Police have turned up the heat on controversial Lal Masjid supremo Abdul Aziz, issuing warrants for his arrest on Friday, following the registration of an FIR against the firebrand cleric for threatening civil society members who had protested against his refusal to condemn the Peshawar tragedy.
Police officers with whom Pakistan leading daily Dawn spoke to on Friday said that the government had already ordered the police to detain those who were included in the 4th Schedule of the Anti-Terrorism Act due to the tense situation, which had developed in the aftermath of the Army Public School massacre.
However, police officers said they were finding it hard to implement the orders in the case of Abdul Aziz, and feared that his detention under the Maintenance of Public Order (MPO) may create a law and order situation. The cleric has already threatened to launch a countrywide protest if he is arrested, a claim he made during a Friday sermon delivered last week.
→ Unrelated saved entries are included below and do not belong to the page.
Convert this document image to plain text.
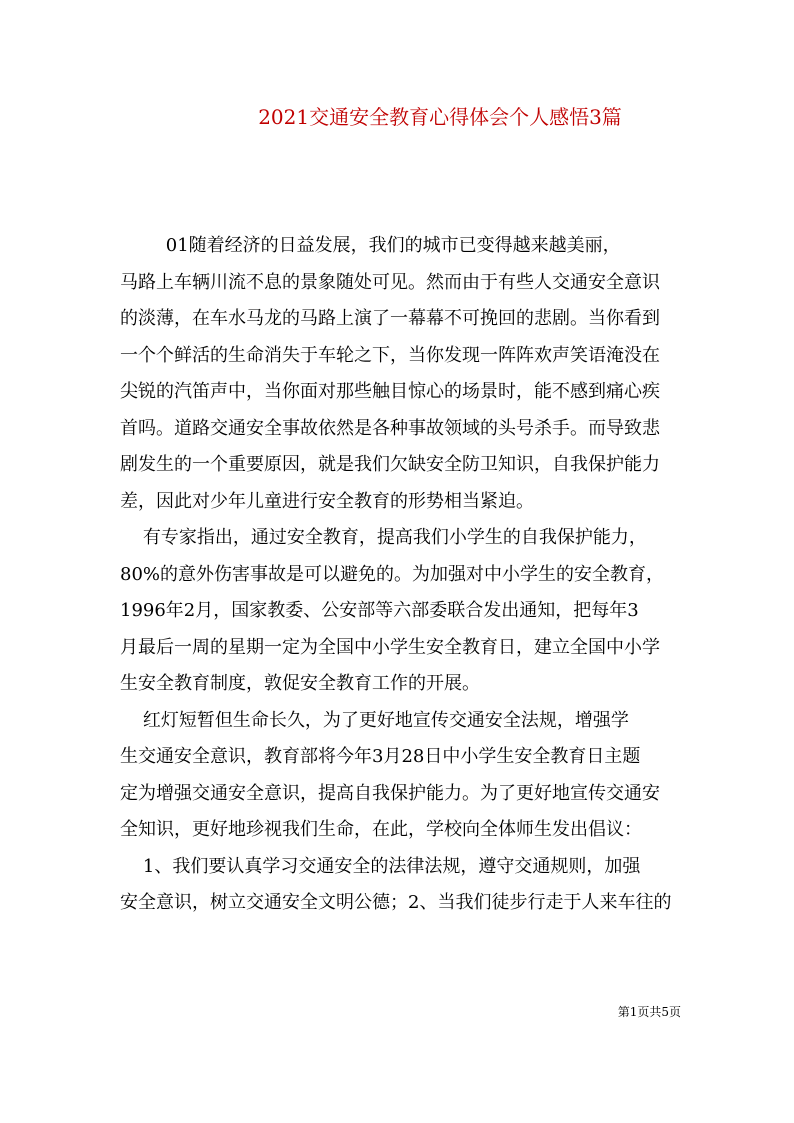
2021交通安全教育心得体会个人感悟3篇
01随着经济的日益发展，我们的城市已变得越来越美丽，
马路上车辆川流不息的景象随处可见。然而由于有些人交通安全意识
的淡薄，在车水马龙的马路上演了一幕幕不可挽回的悲剧。当你看到
一个个鲜活的生命消失于车轮之下，当你发现一阵阵欢声笑语淹没在
尖锐的汽笛声中，当你面对那些触目惊心的场景时，能不感到痛心疾
首吗。道路交通安全事故依然是各种事故领域的头号杀手。而导致悲
剧发生的一个重要原因，就是我们欠缺安全防卫知识，自我保护能力
差，因此对少年儿童进行安全教育的形势相当紧迫。
有专家指出，通过安全教育，提高我们小学生的自我保护能力，
80%的意外伤害事故是可以避免的。为加强对中小学生的安全教育，
1996年2月，国家教委、公安部等六部委联合发出通知，把每年3
月最后一周的星期一定为全国中小学生安全教育日，建立全国中小学
生安全教育制度，敦促安全教育工作的开展。
红灯短暂但生命长久，为了更好地宣传交通安全法规，增强学
生交通安全意识，教育部将今年3月28日中小学生安全教育日主题
定为增强交通安全意识，提高自我保护能力。为了更好地宣传交通安
全知识，更好地珍视我们生命，在此，学校向全体师生发出倡议：
1、我们要认真学习交通安全的法律法规，遵守交通规则，加强
安全意识，树立交通安全文明公德；2、当我们徒步行走于人来车往的
第1页共5页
The officer refused to answer when Dawn asked whether the cleric was currently at his residence. Other officials, however, claimed that Aziz had moved out of his residence and was currently living elsewhere, ostensibly to delay his possible arrest.
Meanwhile, at least 55 militants were killed in airstrikes and a gun battle with ground forces in Pakistan's troubled northwest where the military launched a major offensive this year, officials said yesterday.
The army intensified its offensive after the massacre of 150 people in a school in Peshawar this month, a carnage which Pakistan described as its own "mini 9/11" and a game-changer in the fight against extremism.